As the world knows, the leading lady had been replaced by this point by Elisha Gamble singing the role gorgeously and exuding masses of charm every moment she is onstage.

But during the show it struck me that Molly Smith really seemed to want to direct the play Green Grow the Lilacs and not the musical Oklahoma! Every time a musical number came along, I really felt that it was interrupting Smith’s attempt at storytelling – ironic for the show that most famously integrated musical numbers into the dramatic action, and was famous for billing itself as a “musical play” rather than a “musical comedy.” I also questioned a musical where the fight choreography seemed to be more compelling and featured more prominently than the dance choreography.

But I have to confess that mine seems to an idiosyncratically cranky take on this venture. Ron who went to opening night with me was practically turning cartwheels coming out of the theater. The show has become the highest-grossing venture in Arena history and has even extended. Evidently the Rodgers & Hammerstein people love the show. And I haven’t talked to anyone who has seen it who doesn’t love it.

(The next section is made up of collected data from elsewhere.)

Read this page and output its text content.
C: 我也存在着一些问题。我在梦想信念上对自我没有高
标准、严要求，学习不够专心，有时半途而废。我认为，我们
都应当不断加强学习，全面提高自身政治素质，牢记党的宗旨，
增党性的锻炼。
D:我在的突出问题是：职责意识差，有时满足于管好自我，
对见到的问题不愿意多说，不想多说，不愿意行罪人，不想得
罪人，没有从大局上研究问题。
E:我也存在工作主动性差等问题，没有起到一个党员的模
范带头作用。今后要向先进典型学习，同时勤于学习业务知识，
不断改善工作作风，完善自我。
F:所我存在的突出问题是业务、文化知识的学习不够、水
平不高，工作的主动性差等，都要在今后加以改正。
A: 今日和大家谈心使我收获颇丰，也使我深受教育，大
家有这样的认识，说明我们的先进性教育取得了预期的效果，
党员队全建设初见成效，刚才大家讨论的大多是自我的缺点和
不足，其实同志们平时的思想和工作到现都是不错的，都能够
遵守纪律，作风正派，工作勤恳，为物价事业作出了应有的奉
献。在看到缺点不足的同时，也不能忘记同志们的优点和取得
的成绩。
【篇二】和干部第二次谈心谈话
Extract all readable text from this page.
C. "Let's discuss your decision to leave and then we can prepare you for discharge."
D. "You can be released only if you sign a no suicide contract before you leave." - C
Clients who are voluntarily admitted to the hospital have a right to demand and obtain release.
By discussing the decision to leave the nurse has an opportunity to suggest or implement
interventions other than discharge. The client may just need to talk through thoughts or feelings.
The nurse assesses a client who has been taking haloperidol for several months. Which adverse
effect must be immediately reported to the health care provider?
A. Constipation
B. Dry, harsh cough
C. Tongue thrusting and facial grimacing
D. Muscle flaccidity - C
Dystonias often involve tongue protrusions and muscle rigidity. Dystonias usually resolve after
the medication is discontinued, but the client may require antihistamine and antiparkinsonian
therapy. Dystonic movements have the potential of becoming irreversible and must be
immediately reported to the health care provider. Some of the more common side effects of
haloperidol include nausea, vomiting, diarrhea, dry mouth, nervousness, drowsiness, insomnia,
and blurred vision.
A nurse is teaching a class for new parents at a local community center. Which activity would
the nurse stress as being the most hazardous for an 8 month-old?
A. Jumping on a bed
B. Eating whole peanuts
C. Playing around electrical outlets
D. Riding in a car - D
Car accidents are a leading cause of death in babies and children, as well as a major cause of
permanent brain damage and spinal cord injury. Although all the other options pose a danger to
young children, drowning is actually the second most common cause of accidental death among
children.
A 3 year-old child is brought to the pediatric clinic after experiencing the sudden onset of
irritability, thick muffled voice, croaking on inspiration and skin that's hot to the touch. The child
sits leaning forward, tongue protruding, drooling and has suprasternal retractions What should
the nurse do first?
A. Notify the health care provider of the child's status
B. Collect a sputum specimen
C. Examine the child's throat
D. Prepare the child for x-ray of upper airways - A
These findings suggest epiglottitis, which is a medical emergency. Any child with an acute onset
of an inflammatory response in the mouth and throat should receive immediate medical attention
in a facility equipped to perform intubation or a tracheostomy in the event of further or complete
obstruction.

A general rule for cabaret performers filtering feedback is that 30 audience members will have 30 different reactions to anything and that one person’s favorite number will be someone else’s most annoying moment in your show. But if you get the same reaction from 29 out of 30 people it would be wise to listen to it. I’m feeling that about what seems to be a general consensus on Oklahoma! Okay.